Una was paralysed from the waist down; a reality she found she was slowly getting used to. Luckily, her insurance money meant that she was well taken care of. She didn't have to work or do chores. She didn't have to cook or worry about bills. She could just read and write all day, everyday. It was still in the early stages, but her novel was coming along well.
The door opened. "Are you comfortable like that?" her nurse, Jillian asked.
Una nodded with her eyelids closed. She heard the door begin to creak shut again, then pause.

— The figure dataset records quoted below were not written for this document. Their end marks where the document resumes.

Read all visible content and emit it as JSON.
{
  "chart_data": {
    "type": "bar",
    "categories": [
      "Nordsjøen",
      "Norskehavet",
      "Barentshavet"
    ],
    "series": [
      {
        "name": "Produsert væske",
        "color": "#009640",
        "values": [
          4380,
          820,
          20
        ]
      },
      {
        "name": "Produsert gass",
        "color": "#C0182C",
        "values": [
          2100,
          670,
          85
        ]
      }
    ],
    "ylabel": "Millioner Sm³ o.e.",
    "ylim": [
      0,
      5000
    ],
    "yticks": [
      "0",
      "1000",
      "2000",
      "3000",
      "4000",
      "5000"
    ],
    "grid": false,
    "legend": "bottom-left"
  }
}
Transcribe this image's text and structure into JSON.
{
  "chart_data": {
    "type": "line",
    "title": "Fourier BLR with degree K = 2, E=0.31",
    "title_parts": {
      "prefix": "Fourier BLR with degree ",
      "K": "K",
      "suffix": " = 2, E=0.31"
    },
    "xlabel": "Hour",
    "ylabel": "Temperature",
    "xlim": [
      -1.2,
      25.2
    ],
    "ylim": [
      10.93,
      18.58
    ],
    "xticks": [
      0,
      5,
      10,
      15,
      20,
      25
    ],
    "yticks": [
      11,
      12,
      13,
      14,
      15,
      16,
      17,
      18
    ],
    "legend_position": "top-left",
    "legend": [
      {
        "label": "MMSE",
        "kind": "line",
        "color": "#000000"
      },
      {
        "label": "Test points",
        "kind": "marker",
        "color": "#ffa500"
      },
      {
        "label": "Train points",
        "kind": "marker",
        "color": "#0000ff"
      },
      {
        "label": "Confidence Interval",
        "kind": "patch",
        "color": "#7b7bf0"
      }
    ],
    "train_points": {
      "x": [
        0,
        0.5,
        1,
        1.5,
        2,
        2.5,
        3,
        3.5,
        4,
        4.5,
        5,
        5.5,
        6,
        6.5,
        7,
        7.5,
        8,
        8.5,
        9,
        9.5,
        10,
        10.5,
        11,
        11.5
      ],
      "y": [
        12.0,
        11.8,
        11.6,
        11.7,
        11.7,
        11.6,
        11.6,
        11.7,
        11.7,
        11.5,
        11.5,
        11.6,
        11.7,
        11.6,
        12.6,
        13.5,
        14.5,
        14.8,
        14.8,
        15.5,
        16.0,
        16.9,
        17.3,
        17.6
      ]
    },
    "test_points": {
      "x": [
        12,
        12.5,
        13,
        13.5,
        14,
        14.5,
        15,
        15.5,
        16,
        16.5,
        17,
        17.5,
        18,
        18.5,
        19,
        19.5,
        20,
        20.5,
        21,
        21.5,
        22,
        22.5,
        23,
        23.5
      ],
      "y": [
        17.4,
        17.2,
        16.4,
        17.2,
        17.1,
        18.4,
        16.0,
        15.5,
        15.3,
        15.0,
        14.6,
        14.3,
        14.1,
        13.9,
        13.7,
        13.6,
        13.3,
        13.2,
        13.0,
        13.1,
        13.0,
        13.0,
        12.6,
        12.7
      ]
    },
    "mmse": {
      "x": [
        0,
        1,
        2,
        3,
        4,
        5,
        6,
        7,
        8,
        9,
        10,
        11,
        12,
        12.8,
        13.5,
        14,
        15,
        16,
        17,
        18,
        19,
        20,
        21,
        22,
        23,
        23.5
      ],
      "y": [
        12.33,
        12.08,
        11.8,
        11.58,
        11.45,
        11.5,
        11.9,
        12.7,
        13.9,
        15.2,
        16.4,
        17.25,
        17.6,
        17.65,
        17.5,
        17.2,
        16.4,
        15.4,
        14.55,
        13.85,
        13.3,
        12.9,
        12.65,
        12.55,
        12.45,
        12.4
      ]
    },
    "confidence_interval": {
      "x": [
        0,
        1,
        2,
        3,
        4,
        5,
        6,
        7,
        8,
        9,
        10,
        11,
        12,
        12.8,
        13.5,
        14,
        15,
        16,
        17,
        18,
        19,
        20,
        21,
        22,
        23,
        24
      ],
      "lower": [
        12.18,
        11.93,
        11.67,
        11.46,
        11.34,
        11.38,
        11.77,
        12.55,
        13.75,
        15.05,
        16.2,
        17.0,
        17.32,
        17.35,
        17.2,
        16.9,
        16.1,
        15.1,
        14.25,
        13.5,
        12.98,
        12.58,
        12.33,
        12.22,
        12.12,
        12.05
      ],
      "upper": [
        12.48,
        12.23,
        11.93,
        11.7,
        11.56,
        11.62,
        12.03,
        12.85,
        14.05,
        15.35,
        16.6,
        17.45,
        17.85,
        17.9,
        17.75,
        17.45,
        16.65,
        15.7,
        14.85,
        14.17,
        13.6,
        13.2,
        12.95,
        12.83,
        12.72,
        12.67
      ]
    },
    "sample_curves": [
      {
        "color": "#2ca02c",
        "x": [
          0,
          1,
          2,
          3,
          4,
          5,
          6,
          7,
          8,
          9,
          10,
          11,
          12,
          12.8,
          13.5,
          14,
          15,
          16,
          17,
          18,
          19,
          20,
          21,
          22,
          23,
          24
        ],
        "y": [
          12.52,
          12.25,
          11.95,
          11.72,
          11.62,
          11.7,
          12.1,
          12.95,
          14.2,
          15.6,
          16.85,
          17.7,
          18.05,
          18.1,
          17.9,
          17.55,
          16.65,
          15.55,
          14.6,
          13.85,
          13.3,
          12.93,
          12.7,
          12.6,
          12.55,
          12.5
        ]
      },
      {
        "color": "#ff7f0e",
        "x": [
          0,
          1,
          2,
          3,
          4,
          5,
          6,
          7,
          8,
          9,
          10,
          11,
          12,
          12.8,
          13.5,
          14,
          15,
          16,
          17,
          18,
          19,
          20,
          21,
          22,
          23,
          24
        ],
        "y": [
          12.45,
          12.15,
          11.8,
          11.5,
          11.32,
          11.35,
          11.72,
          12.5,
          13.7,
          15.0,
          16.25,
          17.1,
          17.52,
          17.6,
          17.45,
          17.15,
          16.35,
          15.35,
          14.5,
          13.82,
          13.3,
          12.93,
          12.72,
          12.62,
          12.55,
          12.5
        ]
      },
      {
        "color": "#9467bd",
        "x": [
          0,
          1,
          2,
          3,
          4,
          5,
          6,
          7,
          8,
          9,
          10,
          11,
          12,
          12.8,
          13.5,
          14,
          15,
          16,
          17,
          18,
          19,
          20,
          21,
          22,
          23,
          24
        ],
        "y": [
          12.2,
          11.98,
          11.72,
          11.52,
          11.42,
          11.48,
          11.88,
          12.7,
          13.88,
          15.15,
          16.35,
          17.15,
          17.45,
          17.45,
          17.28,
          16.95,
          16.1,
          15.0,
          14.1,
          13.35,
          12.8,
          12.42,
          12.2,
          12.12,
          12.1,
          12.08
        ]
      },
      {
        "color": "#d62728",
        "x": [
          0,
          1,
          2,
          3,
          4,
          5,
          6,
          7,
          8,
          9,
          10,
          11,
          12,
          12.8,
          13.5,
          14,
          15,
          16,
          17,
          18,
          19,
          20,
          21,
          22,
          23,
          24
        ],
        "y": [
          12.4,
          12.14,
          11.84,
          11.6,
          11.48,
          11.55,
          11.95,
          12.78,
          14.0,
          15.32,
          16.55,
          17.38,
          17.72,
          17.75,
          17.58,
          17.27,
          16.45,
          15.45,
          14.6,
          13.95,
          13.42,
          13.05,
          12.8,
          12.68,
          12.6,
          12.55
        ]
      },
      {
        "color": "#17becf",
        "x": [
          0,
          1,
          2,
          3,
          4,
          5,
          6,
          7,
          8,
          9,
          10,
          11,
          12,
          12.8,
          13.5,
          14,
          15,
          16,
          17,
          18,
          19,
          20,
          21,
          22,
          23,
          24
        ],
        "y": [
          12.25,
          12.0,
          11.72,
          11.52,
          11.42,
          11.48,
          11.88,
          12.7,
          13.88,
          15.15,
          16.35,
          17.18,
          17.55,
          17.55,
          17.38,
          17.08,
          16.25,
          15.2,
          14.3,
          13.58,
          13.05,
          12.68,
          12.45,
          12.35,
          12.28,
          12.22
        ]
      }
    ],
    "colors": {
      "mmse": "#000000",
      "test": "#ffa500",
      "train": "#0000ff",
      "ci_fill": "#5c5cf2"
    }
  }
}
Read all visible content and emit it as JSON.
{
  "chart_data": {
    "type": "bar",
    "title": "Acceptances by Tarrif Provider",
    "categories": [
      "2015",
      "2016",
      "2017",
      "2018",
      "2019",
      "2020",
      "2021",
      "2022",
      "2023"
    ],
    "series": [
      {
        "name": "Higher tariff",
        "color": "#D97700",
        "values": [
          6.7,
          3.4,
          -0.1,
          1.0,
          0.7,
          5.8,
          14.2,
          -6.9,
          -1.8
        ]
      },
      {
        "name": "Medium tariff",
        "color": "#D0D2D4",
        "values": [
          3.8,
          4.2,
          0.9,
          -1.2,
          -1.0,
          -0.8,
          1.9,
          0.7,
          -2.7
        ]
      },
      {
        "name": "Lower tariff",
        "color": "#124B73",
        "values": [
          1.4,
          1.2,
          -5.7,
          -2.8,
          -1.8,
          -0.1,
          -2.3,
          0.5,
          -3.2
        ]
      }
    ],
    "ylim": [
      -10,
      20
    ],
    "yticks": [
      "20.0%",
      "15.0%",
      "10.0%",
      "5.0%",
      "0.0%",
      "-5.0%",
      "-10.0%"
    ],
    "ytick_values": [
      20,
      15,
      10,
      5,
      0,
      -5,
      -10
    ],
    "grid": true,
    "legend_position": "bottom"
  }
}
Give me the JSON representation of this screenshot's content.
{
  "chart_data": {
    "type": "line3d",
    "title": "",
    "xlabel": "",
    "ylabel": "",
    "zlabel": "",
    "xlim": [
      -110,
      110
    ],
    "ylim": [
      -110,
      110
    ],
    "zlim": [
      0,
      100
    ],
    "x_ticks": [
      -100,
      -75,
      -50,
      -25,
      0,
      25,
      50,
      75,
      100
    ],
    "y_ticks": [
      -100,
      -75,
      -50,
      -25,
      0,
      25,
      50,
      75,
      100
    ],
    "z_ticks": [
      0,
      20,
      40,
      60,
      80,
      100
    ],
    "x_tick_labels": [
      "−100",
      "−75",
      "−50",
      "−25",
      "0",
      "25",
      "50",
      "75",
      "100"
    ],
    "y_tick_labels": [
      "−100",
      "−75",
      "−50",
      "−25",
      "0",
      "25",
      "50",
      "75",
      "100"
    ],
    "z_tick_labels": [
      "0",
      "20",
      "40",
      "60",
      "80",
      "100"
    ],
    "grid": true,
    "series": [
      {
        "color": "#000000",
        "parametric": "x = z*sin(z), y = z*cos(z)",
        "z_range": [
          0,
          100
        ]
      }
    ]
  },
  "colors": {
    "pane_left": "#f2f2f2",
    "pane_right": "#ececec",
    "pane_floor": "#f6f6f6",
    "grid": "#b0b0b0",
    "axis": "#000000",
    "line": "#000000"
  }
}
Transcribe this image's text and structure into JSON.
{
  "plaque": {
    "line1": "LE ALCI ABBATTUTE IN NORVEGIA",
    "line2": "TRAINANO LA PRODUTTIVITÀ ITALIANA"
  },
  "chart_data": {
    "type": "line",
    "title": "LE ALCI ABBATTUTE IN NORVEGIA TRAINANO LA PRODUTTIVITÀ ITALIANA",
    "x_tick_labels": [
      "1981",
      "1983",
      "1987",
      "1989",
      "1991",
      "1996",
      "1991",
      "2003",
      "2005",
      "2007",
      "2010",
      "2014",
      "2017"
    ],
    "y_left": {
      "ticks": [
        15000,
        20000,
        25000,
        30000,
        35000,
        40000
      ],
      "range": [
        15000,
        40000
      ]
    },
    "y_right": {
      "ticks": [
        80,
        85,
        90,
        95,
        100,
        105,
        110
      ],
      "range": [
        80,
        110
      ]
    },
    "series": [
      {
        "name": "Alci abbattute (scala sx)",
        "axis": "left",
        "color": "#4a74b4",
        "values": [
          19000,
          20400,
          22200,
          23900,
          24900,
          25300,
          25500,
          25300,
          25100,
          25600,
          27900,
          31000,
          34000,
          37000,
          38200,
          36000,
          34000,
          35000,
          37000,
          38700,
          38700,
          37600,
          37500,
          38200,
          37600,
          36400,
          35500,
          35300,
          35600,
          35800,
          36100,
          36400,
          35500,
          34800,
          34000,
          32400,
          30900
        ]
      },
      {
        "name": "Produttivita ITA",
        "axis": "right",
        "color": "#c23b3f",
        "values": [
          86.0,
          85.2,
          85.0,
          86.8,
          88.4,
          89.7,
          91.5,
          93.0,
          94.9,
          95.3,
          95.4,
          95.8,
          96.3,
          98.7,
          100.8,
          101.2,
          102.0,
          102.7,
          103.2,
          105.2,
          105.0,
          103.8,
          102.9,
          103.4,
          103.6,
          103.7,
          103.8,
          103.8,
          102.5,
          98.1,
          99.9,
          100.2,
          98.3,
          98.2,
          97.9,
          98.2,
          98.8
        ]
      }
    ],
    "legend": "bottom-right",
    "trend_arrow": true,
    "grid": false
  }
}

"Oh, yes, I almost forgot," Jillian said. "That book you wanted arrived this morning. I'll go get it."
Una's eyes snapped open.
The Gashlycrumb Tinies.
She thought of Victor again. He had died instantly in the train accident. When she was questioned, Una didn't bother to tell the police about the book or the apparent parallels in it. She would save it all for her "fiction" novel. The cops wouldn't believe her anyway, and there was no way they could prove him as a killer when people around the country had died falling down stairs, or starving themselves, or drowning, apparently by accident. They already had a suspect in the Titus corporation bomb attack, as well. They wouldn't have listened to her. She was fairly sure Vic was planning to throw her into one of the industrial sewerage drains. Would I have ever been found?
The nurse brought the package over, and Una ripped it open. She flipped through it, searching. She was pretty sure she knew what she would find.
S is for SUSAN who perished of fits
T is for TITUS who flew into bits
U is for UNA who slipped down a drain
Una flipped the page. She smiled.
V is for VICTOR squashed under a train
It seemed she knew her ABC's after all.